Jonathan McCalmont makes the moral and political failing of this crisis of confidence explicit in a follow up article which glories in the typically restrained title ‘Cowardice, Laziness and Irony: How Science Fiction Lost the Future’:
This conceptual blockage was most evident in the immediate aftermath of the subprime mortgage crisis when the housing bubble burst and banks across the world began to collapse. Exposed as nothing more than a vast pyramid scheme, global capitalism lurched and stumbled but never quite fell… Having failed to identify this culture-wide conceptual blockage as any kind of failure or flaw, science fiction never bothered to rout around it.
And yet this is not my problem; Resource SF does not turn its back.
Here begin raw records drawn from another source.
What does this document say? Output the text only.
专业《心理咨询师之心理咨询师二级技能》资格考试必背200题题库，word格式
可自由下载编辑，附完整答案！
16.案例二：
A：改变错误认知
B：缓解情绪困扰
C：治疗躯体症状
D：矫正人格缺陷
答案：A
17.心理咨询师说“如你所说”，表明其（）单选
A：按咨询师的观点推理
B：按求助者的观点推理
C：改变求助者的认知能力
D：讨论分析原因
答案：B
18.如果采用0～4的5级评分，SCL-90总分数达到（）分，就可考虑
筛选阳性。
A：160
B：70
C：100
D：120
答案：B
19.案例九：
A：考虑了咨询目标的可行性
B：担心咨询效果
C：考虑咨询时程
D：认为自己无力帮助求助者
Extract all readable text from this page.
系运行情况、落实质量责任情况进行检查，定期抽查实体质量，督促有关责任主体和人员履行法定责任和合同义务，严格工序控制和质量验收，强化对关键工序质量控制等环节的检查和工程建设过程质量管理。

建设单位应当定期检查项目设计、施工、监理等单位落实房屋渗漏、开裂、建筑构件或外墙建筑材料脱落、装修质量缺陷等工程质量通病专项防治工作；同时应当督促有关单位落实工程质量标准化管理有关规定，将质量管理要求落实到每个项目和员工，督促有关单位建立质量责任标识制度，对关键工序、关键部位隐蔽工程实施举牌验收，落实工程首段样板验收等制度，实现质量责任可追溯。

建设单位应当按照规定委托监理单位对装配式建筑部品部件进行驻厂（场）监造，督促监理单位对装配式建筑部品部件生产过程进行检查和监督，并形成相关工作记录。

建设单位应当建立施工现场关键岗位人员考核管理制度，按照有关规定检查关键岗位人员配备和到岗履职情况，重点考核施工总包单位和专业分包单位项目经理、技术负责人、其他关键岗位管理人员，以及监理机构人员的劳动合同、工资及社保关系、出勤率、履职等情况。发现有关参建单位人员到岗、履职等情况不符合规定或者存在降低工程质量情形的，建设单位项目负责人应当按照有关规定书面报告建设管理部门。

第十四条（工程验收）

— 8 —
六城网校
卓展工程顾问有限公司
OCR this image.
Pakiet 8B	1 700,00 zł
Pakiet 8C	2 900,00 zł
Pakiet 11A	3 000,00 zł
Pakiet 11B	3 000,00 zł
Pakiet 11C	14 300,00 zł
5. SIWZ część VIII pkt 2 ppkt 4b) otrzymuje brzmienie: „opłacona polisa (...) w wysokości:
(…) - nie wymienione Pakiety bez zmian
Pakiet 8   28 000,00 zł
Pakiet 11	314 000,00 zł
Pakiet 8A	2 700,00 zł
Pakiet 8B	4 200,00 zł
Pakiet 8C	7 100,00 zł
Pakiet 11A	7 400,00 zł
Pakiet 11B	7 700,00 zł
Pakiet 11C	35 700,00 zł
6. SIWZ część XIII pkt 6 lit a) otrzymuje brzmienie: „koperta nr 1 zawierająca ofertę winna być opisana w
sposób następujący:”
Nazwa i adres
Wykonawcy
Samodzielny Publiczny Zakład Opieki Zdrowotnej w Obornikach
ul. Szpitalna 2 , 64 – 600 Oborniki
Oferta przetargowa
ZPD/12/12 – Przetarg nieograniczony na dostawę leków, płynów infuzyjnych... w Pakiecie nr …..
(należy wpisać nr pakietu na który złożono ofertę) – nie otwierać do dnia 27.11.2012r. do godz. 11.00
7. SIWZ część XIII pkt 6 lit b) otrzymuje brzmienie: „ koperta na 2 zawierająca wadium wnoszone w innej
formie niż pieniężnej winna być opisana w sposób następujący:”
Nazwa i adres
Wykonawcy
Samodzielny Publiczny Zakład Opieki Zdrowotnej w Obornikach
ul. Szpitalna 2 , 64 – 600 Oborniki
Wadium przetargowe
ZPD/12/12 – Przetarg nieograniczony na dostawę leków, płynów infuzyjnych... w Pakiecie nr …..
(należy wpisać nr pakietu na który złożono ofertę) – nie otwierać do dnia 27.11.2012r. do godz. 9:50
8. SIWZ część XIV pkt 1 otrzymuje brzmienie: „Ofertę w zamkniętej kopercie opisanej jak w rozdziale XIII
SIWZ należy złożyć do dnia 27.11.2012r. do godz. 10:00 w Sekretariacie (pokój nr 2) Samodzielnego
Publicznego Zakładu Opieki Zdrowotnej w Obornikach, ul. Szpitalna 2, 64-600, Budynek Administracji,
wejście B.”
In fact, Kincaid expands on his review in a long interview with Nerds Of A Feather where here he draws the distinction between three different forms of crisis facing SF: a crisis of ideas, of identity and of confidence. It is the former – an entirely aesthetic crisis – that I believe Swift succumbs to. On this point, Kincaid says:
Within any art form there are individuals or movements that attempt to push the boundaries in various ways. They are concerned with seeing what new can be done, what more can be done with the form. Often, though not always, they are initially viewed with dismay or disdain by aficionados of the art, though in retrospect they are generally viewed as being the innovators who mark an important developmental stage in the history of the form… What they do may be good or bad (and in science fiction a lot of the so-called innovations of the new wave in the 1960s were, frankly, very bad indeed), but I think they are important for the health of the form.
Alongside this, and by far the majority of the exponents of any art form, there are the traditionalists, concerned to do more of what the form has always done. Some of these can be very good, there can be great artistic achievements that make no effort whatsoever to challenge the nature of the form. What I found, reading the three books, and it bore out something I had been aware of in previous best of the year volumes I’ve read, was that practically everything belonged in the second camp.
Kincaid adds that “I don’t think this perception holds when it comes to the novel” but I’m not at all sure of that. If you pick up a science fiction novel I think there is a pretty good chance that it will read exactly like most other science fiction novels. There are exceptions – Kincaid lists M John Harrison and Christopher Priest in his interview; I mention Adam Roberts in my review – but it is, by and large, homogeneous in a way that literary fiction (regardless of quality) is not.
Helpfully Roberts has given his perspective from someone on the other side of the fence. Well, both sides, really. But what it all made me think was, can you imagine any contemporary Nebula-winner writing Through The Valley Of The Nest Of Spiders?